El Departamento de Defensa de Estados Unidos advirtió hoy que China continúa la ampliación de sus capacidades militares y mostró su preocupación por el incremento de ataques procedentes de este país a las redes del Pentágono.

El subsecretario adjunto de Defensa para el Este asiático y Asia-Pacífico, David Helvey, presentó en rueda de prensa el informe anual que el Pentágono elabora para el Congreso de EE.UU. sobre la capacidad militar china.

"Estamos preocupados por una serie de operaciones de redes informáticas y actividades que parecen provenir de China y que han afectado a las redes del Departamento de Defensa", indicó Helvey.

El informe señala que China lleva a cabo un programa de modernización completa de sus Fuerzas Armadas a largo plazo diseñado para mejorar su capacidad de "luchar y ganar" las denominadas "guerras locales" o "guerras regionales", en las que se utiliza la tecnología para tomar ventaja frente al oponente.

El Pentágono "sigue de cerca el interés manifiesto de China de invertir para mejorar su capacidad en las operaciones en el ciberespacio.

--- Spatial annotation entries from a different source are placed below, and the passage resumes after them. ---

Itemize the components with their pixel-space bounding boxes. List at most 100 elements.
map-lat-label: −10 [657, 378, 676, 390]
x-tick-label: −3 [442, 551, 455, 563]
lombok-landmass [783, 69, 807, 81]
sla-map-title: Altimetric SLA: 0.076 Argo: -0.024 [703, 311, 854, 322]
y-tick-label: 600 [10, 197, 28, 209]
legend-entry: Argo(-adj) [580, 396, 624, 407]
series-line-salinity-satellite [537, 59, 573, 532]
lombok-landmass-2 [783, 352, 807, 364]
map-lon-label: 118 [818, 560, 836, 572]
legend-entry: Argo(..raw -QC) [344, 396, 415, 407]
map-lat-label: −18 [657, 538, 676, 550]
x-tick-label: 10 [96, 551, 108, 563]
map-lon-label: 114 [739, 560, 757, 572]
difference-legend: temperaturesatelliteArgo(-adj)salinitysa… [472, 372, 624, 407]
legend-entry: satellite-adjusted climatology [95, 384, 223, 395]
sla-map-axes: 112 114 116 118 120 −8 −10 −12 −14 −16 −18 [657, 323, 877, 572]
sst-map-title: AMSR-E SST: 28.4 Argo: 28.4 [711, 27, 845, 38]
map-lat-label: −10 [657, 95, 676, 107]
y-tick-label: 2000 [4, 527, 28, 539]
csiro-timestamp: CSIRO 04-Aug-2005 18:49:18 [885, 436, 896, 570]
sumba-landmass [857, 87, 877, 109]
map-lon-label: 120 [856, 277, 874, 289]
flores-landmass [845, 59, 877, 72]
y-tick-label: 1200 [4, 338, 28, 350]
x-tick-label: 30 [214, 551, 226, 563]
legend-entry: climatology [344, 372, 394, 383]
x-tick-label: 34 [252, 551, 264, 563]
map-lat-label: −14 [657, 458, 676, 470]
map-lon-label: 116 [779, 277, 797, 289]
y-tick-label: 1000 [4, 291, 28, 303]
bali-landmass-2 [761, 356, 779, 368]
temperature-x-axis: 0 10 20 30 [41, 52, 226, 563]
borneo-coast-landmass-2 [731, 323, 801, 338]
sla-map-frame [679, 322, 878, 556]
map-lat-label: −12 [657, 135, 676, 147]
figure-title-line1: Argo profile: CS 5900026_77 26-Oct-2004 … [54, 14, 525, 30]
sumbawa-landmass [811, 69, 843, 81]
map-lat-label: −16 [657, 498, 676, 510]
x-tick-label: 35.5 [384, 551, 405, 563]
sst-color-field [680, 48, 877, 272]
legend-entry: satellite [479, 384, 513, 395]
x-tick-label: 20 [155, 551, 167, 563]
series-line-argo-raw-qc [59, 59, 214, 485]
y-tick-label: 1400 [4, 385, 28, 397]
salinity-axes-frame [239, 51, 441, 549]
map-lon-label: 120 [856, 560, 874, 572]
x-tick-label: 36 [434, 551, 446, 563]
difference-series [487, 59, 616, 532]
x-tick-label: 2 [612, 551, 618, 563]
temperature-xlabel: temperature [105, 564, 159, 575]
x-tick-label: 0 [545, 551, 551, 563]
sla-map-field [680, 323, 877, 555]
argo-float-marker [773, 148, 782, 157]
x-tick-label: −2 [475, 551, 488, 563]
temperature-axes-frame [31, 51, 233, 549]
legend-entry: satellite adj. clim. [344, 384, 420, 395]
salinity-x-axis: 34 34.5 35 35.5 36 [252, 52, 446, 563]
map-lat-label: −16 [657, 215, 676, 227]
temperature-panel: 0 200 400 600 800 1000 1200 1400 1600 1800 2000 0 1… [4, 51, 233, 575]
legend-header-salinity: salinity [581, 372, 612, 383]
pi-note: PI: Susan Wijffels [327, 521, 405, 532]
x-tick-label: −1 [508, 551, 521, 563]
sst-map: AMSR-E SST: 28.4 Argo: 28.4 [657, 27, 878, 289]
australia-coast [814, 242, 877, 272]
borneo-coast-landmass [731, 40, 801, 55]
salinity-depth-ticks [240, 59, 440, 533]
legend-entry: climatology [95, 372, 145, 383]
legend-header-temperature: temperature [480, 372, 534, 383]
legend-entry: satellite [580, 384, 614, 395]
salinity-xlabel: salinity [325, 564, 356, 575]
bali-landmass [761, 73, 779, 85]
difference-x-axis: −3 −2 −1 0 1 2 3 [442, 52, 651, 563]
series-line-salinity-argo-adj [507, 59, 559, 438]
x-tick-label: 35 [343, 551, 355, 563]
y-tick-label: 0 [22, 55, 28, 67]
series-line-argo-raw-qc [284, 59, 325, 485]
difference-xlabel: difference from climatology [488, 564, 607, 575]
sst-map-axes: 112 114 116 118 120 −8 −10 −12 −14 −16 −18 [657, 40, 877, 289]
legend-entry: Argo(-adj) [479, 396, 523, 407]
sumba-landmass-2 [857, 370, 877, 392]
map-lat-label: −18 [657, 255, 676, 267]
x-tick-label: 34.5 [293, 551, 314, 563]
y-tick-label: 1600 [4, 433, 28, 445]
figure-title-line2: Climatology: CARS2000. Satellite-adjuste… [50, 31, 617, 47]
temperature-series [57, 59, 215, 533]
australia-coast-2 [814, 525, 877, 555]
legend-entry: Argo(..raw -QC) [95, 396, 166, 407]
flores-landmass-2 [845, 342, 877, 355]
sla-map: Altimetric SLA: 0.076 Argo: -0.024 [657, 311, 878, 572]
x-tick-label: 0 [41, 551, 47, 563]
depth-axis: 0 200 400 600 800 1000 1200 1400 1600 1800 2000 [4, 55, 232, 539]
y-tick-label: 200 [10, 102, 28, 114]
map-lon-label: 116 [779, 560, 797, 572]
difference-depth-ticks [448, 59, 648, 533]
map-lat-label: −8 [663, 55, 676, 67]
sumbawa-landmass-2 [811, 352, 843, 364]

Es algo en lo que nos estamos fijamos mucho y con mucho cuidado", dijo Helvey.

El problema de las operaciones militares en el ciberespacio es que "pueden provocar efectos en cascada que son difíciles de predecir", advirtió Helvy, quien destacó que "pueden ser potencialmente muy dañinas, no sólo en un conflicto, pueden ser muy perjudiciales para Estados Unidos, pero también para otros países".

El informe señala que China "no busca ninguna confrontación directa con Estados Unidos y otros países", aunque Taiwan continúa siendo el "principal foco" de su inversión militar.

En este contexto, el pasado año China "siguió construyendo las capacidades y el desarrollo de doctrina que considera necesaria para detener a Taiwan de declarar su independencia".

En 2011 China compró misiles de crucero, misiles balísticos convencionales de corto y medio alcance, misiles antibuque y otras capacidades.

El Pentágono señala que la estrategia de China es la expansión de su presencia en regiones de todo el mundo "expandiendo y creando nuevos intereses económicos y diplomáticos".

En este sentido recuerda que en el último año aportó tropas a las operaciones de evacuación -no de combate- en Libia, amplió su presencia en el Golfo de Adén por tercer año en operaciones contra la piratería, asumió papeles de liderazgo en operaciones de paz de Naciones Unidas, y realizó intercambios médicos y de ayuda con un buque hospital de la Armada en América Latina y el Caribe.

Estados Unidos, por su parte, "busca construir una relación militar con China que sea sana, estable, fiable y continua", apunta el informe que, no obstante, agrega que "al tiempo que EE.UU. construye una relación militar más fuerte con China, continúa vigilando el desarrollo de la estrategia militar, la doctrina y sus fuerzas".

Destaca que el encuentro que mantuvieron el presidente estadounidense, Barack Obama, y el presidente chino, Hu Jintao, marcó un punto de inflexión en el que acordaron trabajar juntos para construir una relación de cooperación basada en el respeto y mutuo beneficio.

Estados Unidos ha decido poner más énfasis en la región Asia-Pacífico para contrarrestar la influencia de China.

Las dos naciones difieren también acerca del mar de China Meridional, que EE.UU. considera un interés estratégico vital debido a la importancia de sus rutas comerciales y donde seis países, entre ellos China, mantienen disputas territoriales.

Como muestra de este acercamiento el ministro de Defensa chino, Liang Guanglie, viajó este mes a EE.UU., donde visitó varias bases estadounidenses e invitó al secretario de Defensa estadounidense, Leon Panetta, a una visita recíproca, de la que todavía no hay fecha.